Why Financial Education Must Start at Home—but Often Doesn’t
As parents, we agonize over how to best support our children to be successful.
We spend many of our waking moments making sure they eat healthily, exercise and have the best opportunities in life available to them. But for all of this care and attention, we are missing the mark when it comes to preparing our children for a secure financial future. Basic money skills are some of the most important lessons we can teach our children, and this is happening neither at home nor at school.
Money Smart at Home
According to a survey released earlier this year by the investment management firm T. Rowe Price, 74% of parents admit to being reluctant to talk with their children about financial topics because they don’t want their children to worry about money. For this reason, they do not share important money basics with their children that would help children to make smarter decisions and avoid costly mistakes in the future. Interestingly enough, studies prove that the more educated consumers are about budgeting, saving and investing, the higher their financial confidence soars!
Money Smarts at School
One in four parents said they are, “not good with money,” so they don’t think they should be the ones to teach their children about it. Nearly all parents, a whopping 87%, think that children should learn about money in school. Leaving the teaching of financial smarts to the schools is just not savvy. The reality is that only 14 states require a course in personal finance and only 16 test students on economic concepts before graduation, according to the 2014, “Survey of the States” by the Council for Economic Education.
Parents are missing a huge opportunity to arm their children with money skills that will lead to a secure financial future. The best people to teach our children about money is us.
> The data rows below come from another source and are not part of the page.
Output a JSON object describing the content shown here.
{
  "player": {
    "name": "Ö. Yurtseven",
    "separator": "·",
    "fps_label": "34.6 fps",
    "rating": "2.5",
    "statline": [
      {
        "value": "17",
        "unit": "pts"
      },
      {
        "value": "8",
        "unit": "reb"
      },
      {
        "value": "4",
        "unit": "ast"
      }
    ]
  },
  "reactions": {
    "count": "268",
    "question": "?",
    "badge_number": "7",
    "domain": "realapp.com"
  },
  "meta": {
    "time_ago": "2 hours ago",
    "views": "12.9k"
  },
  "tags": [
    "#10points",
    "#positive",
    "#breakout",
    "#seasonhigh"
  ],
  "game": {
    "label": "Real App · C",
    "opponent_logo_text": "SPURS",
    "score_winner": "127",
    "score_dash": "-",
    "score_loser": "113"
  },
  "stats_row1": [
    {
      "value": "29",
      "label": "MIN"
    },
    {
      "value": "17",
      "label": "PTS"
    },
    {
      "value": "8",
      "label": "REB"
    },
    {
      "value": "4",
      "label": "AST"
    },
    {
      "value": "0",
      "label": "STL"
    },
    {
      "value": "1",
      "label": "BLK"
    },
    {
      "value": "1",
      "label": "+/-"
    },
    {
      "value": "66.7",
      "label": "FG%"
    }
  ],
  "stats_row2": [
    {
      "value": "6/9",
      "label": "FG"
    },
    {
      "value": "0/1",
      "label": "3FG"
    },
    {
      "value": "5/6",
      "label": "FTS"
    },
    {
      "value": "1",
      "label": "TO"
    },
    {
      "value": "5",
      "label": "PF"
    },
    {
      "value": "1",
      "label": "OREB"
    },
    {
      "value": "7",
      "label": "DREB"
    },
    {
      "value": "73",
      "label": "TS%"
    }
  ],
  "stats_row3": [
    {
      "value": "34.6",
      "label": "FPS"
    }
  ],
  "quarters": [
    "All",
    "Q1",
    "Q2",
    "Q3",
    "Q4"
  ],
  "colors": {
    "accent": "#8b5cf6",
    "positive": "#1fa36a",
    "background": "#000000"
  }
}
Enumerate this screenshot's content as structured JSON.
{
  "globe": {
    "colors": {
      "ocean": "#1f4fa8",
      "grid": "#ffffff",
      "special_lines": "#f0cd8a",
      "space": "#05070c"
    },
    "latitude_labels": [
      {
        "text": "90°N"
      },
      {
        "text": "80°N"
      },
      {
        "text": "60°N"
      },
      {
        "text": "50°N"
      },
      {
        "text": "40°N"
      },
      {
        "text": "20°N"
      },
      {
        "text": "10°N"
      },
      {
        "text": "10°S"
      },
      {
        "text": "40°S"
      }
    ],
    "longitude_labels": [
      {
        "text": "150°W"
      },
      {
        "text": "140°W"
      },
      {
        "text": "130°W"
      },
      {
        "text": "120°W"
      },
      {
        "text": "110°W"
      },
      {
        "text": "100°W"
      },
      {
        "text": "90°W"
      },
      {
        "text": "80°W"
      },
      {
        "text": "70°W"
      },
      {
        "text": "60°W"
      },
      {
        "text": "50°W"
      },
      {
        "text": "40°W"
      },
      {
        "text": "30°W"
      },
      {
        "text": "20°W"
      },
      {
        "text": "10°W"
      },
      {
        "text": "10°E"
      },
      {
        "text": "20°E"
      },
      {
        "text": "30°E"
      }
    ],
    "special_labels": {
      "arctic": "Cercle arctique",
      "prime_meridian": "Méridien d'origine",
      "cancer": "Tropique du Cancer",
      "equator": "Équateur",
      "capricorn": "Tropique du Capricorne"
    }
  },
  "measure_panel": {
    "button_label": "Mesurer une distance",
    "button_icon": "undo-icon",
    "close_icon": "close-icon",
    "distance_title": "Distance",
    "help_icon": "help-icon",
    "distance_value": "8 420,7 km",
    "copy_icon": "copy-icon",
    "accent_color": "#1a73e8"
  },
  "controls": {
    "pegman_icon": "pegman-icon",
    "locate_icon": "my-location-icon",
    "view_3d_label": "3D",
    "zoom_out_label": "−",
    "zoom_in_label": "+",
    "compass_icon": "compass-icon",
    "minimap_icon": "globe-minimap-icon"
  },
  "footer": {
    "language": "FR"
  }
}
Even if we are not confident in our money skills, finding teachable moments does not need to be hard, and we could learn a few things along the way.
My Teachable Moment
Armed with all of this knowledge and motivation to put my children on the right financial track, I made an appointment at my local bank and took my 5 and 8 year olds to open their first savings account. I told them that this was a very special occasion and I made sure to have all the necessary documents such as their passports ready to ensure that the process flowed smoothly.
The financial representative graciously spent over 20 minutes explaining how bank accounts work, interest rates and withdrawal options. It was fun and positive. I encouraged Sebastian and Samantha to make the first deposit that same day, and asked if they had any candy or promotional products as a reminder of the positive experience. By the time we left our branch, the children and I were all smiles, and they asked when they could come back to deposit more money in their account.
Your Teachable Moment
Saving over spending is a life lesson that takes time to learn, and to open that first savings account is one of the best ways to instill this practice at an early age. Can you imagine what your life would be like if you knew more about money?